I’ve worked with many parents whose children shout at them or are in other ways disrespectful. For any primary carer, the first instinct is to try to make things better, to calm things down. But this can have the effect of making the child shout harder or flounce out; often with a bit of eye rolling too!

As a parent, you want your child to be happy and understandably you will do everything you can to help them, but this is an abusive pattern of behaviour that won’t work for them in the outside world. The cycle needs to be stopped and this is where you come in.

MOVING OUT OF THE CYCLE

Imagine if an adult spoke to you like this. Quite rightly it would be called bullying!

Bullies rely on the fact that their victims get cross or upset. It’s how they know that the bullying behaviour is working and, having someone effectively join in, allows the bullying behaviour to continue.

With you and your child, this is a behaviour issue. It doesn’t mean they’re bad and it doesn’t mean they’re choosing to be a bully. They just need a better way to communicate, and you’re the one to help them.

BEFORE THE EVENT

  • In a quiet moment, decide for yourself on what behaviour is - and is not - acceptable to you.
  • Explain this to your child at a time when they are receptive.  [Depending on the age of your child, you could make an appointment to have a chat with them.]
  • Get their acknowledgement of the issue and go through the Emergency Breach Plan with them.

EMERGENCY BREACH PLAN

If you find yourself in a situation where you are being spoken to disrespectfully, it’s important you hold firm and don’t make excuses for them.

Remember that this is not an acceptable behaviour and will not serve them in the future. Also, you are a valuable person who is doing your best and you deserve to be respected at all times.

  1. STOP doing what you are doing.
  2. STAY resourceful and keep yourself calm. Think ‘EXCELLENT’.
  3. TURN to face the person who is speaking disrespectfully.
  4. SPEAK quietly to explain that the way of communicating is unacceptable and you will engage with them only when they can speak respectfully/calmly/quietly – you choose.
  5. GO BACK to what you were doing before.

If they should carry on shouting or being disrespectful, repeat the process. But in practice they tend not to because you are not engaging in the conversation.

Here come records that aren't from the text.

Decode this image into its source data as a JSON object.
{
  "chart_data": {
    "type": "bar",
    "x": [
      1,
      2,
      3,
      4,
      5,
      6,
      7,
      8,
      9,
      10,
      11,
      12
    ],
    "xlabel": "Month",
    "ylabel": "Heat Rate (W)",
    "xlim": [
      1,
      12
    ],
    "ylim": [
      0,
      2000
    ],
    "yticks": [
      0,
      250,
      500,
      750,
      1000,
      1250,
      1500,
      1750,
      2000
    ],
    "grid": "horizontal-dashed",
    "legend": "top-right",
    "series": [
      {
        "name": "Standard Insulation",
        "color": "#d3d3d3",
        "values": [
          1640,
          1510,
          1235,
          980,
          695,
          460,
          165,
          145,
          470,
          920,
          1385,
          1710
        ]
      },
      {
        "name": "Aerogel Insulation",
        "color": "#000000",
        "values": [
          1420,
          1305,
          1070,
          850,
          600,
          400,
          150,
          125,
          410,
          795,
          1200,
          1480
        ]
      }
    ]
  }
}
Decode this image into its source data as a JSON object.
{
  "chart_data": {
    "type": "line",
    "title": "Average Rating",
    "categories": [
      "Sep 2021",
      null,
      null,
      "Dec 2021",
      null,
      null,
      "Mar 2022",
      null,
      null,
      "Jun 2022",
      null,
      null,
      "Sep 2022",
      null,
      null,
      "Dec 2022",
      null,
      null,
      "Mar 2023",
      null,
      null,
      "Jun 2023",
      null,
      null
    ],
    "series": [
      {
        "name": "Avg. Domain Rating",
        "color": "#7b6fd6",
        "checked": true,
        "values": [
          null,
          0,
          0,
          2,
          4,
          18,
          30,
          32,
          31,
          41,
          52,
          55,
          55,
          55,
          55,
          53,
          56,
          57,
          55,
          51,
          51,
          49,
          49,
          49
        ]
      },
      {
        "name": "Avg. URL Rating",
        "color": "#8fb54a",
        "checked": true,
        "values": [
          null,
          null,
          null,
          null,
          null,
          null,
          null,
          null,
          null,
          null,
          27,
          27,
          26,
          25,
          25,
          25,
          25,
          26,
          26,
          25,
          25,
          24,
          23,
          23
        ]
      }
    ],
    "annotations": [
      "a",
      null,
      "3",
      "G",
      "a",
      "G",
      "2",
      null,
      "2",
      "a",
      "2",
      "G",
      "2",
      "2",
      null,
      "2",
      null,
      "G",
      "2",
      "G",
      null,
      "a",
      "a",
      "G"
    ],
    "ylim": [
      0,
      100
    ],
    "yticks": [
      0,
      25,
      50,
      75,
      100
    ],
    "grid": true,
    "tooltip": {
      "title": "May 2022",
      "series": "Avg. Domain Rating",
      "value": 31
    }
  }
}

This works for two reasons: It’s all about you not engaging with them while they are shouting. And it’s about you staying calm and being fully in charge of the situation.

Not Engaging: When people are shouting they’re on what I call ‘INFORMATION OUT’. In other words, they’re ‘NOT ON RECEIVE’. It’s like they’ve become temporarily hard of hearing. They can’t take in anything you say. They just want to overpower you. By not engaging until they can speak differently, you take back control of the interaction.

Staying Calm: When something starts going wrong it’s easy for us to run a train of thought that makes things worse. Best thing is to think ‘Excellent’ because that jams your internal dialogue. It’s like slipping into neutral.

This is a great technique that works with all age groups and in all situations. It will help you stay firm and enable you to reposition your place in the relationship.